Por Alexandre Padilha
Em fevereiro de 2019 fiz uma crítica pública em meus perfis das redes sociais repercutindo reportagem da conceituada jornalista da saúde Lígia Fomenti (Estadão) sobre iniciativas do governo Bolsonaro que estimulavam internações em hospitais psiquiátricos isolados, inclusive de crianças e adolescentes, em detrimento de ampliação de serviços de saúde comunitários, compra de equipamentos de eletrochoque para eletroconvulsoterapia, abstinência como método terapêutico, em oposição a redução de danos.
Na minha opinião e de vários especialistas em saúde mental, tais iniciativas significam retrocesso na política nacional de saúde mental e um risco real ainda mais sob este governo e sua equipe atual em vários ministérios de retorno a várias práticas observadas historicamente nos manicômios brasileiros. Assim como eu, entidades e especialistas em saúde mental e o movimento da luta antimanicomial também se manifestaram.
Na publicação, usei a frase histórica usada por médicos, profissionais de saúde, pacientes e seus familiares, da luta contra os manicômios e suas atrocidades que diz “Loucura não prende, loucura não se tortura”.
Tais iniciativas do governo Bolsonaro significam, além da redução do crescimento de recursos para os serviços comunitários de saúde mental, uma inversão de investimentos direcionando-os para hospitais psiquiátricos isolados, seja com aumento de diárias, seja com compra de equipamentos de uso exclusivo em hospitais sem medidas de controle e fiscalização de uso. Após repercussão da polêmica e dos manifestos contrários, o próprio governo retirou do ar nota técnica que defendia as mudanças na política de saúde mental.

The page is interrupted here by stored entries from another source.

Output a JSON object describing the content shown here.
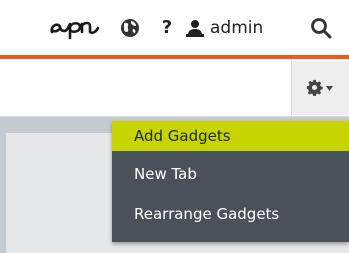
{
  "header": {
    "logo_icon": "episerver-logo-icon",
    "globe_icon": "globe-icon",
    "help_label": "?",
    "user": {
      "icon": "user-icon",
      "name": "admin"
    },
    "search_icon": "search-icon",
    "accent_color": "#ee5a1d"
  },
  "toolbar": {
    "settings_icon": "gear-icon",
    "dropdown_icon": "caret-down-icon"
  },
  "menu": {
    "highlight_color": "#c8d400",
    "background_color": "#4a5158",
    "items": [
      {
        "label": "Add Gadgets",
        "active": true
      },
      {
        "label": "New Tab",
        "active": false
      },
      {
        "label": "Rearrange Gadgets",
        "active": false
      }
    ]
  }
}
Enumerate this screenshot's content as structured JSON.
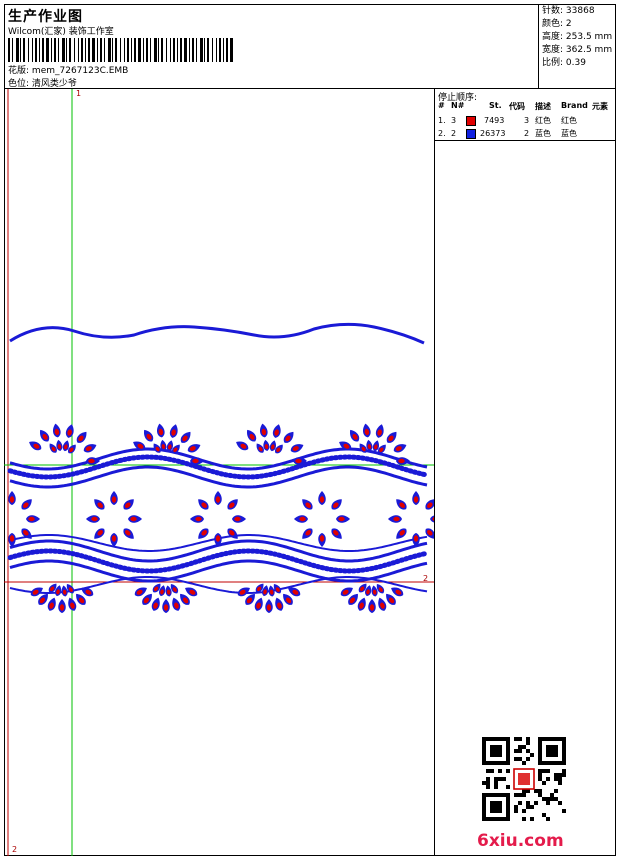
{
  "header": {
    "title": "生产作业图",
    "studio": "Wilcom(汇家) 装饰工作室",
    "design_label": "花版:",
    "design_file": "mem_7267123C.EMB",
    "colorway_label": "色位:",
    "colorway": "清风类少爷"
  },
  "stats": [
    {
      "label": "针数:",
      "value": "33868"
    },
    {
      "label": "颜色:",
      "value": "2"
    },
    {
      "label": "高度:",
      "value": "253.5 mm"
    },
    {
      "label": "宽度:",
      "value": "362.5 mm"
    },
    {
      "label": "比例:",
      "value": "0.39"
    }
  ],
  "stop_sequence": {
    "title": "停止顺序:",
    "columns": [
      "#",
      "N#",
      "St.",
      "代码",
      "描述",
      "Brand",
      "元素"
    ],
    "rows": [
      {
        "idx": "1.",
        "n": "3",
        "color": "#e00000",
        "stitches": "7493",
        "code": "3",
        "desc": "红色",
        "brand": "红色"
      },
      {
        "idx": "2.",
        "n": "2",
        "color": "#1020e0",
        "stitches": "26373",
        "code": "2",
        "desc": "蓝色",
        "brand": "蓝色"
      }
    ]
  },
  "canvas": {
    "axis_top": "1",
    "axis_right": "2",
    "axis_bottom": "2",
    "thread_blue": "#1a1ad6",
    "thread_red": "#e00000",
    "guide_green": "#00c000",
    "guide_red": "#c00000"
  },
  "watermark": "6xiu.com"
}
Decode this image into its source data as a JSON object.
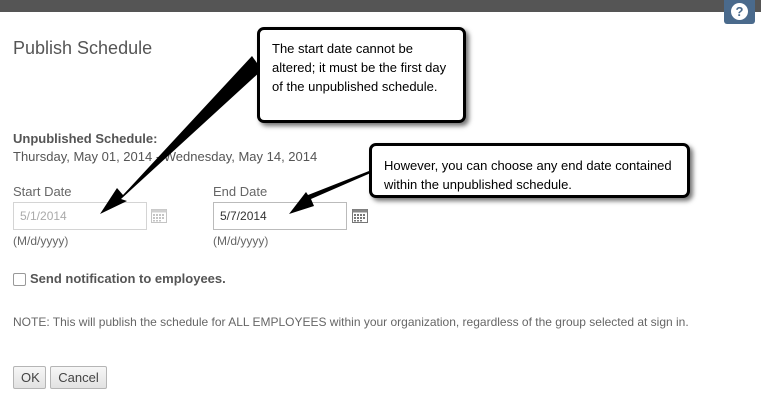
{
  "dialog": {
    "title": "Publish Schedule",
    "help_icon": "question-icon",
    "help_glyph": "?",
    "unpublished_label": "Unpublished Schedule:",
    "unpublished_range": "Thursday, May 01, 2014 - Wednesday, May 14, 2014",
    "start_date": {
      "label": "Start Date",
      "value": "5/1/2014",
      "format": "(M/d/yyyy)",
      "disabled": true,
      "icon": "calendar-icon"
    },
    "end_date": {
      "label": "End Date",
      "value": "5/7/2014",
      "format": "(M/d/yyyy)",
      "icon": "calendar-icon"
    },
    "notify_checkbox": {
      "label": "Send notification to employees.",
      "checked": false
    },
    "note": "NOTE: This will publish the schedule for ALL EMPLOYEES within your organization, regardless of the group selected at sign in.",
    "ok_label": "OK",
    "cancel_label": "Cancel"
  },
  "annotations": {
    "callout_1": "The start date cannot be altered; it must be the first day of the unpublished schedule.",
    "callout_2": "However, you can choose any end date contained within the unpublished schedule."
  },
  "colors": {
    "top_bar": "#555555",
    "help_button": "#4a6a8c",
    "text": "#555555"
  }
}
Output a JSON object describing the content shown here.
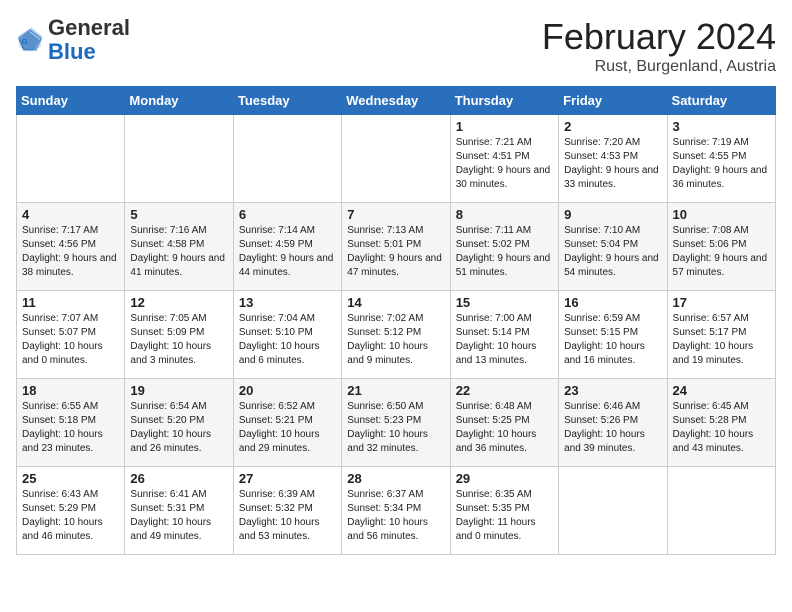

A partir dessa manifestação, conselheiros do Conselho Regional de Medicina do estado de São Paulo (Cremesp) decidiram por abrir este processo contra mim alegando que violei o Código de Ética Médica. Mesmo com minha defesa que escancarava o absurdo da tentativa de enquadrar a manifestação pública de um parlamentar contra uma política do governo Bolsonaro em violação da ética medica, o CRM/SP abriu o processo, onde tentam não só calar o médico, deputado federal e ex-ministro da saúde de fazer crítica a uma política do governo Bolsonaro, mas inibir a liberdade de outros médicos e todas as vozes que lutam por uma saúde mental humanizada e longe do ambiente manicomial.
Em virtude desse claro ato censura, a Câmara dos Deputados acionou o Supremo Tribunal Federal com uma ação para suspender este procedimento, em defesa das prerrogativas parlamentares e da liberdade do parlamentar em se manifestar em relação a críticas as políticas públicas.
Há mais de 30 anos a luta antimanicomial é um marco na defesa dos direitos humanos, que batalha por uma sociedade sem práticas manicomiais. Ao longo de anos uma verdadeira indústria do aprisionamento, da exclusão e dos maus tratos em relação ao transtorno mental foi desmontada.
No início dos anos 2000 mais de 80% dos recursos do Ministério da Saúde eram direcionados para hospitais psiquiátricos isolados e suas práticas manicomiais. Quando saí do Ministério da Saúde em 2014, após termos criado a Rede de Atenção Psicossocial (RAPS), esta curva havia se invertido, e mais de 80% dos recursos eram investidos em serviços não isolados, tendo dobrado o investimento em serviços comunitários.
É claro que na definição de uma política pública está em jogo não apenas uma visão de como cuidar das pessoas, mas também interesses financeiros de quem ganhou muito com uma rede de internações em hospitais psiquiátricos isolados e seus equipamentos. Esta rede se aproveita da fragilidade de mecanismos, de critério de uso de determinadas terapias e fiscalização para conviver com as práticas manicomiais.
A crítica a uma política pública do governo Bolsonaro não pode ser censurada. O Cremesp teve um papel importante na luta pela fiscalização e desmonte de práticas manicomiais, na denúncia e investigação da participação de médicos nos maus tratos ao transtorno mental e na tortura no Brasil. Espanta que agora busque cercear o direito de opinião de um médico e parlamentar sobre uma política pública.
Por isso, nós, defensores da democracia, da liberdade de expressão, de uma política de saúde mental humanizada, do fim dos maus tratos e práticas manicomiais em relação aos transtornos mentais, não nos calaremos. Recorreremos a todos os instrumentos que garantam o direito de opinião de um parlamentar para defender o direito constitucional de todos e todas que buscam a autonomia dos usuários do SUS, que respeite a história das lutas dos movimentos populares de saúde, dos profissionais e gestores que desmontam as práticas manicomiais.
Não seremos silenciados. É pelo direito a voz de todas e todos, sobretudo daqueles que em nome de uma certa visão sobre loucos e loucas, foram excluídos da sociedade, tiveram suas liberdades individuais desrespeitadas e viram uma rede integrada de cuidados ser destruída.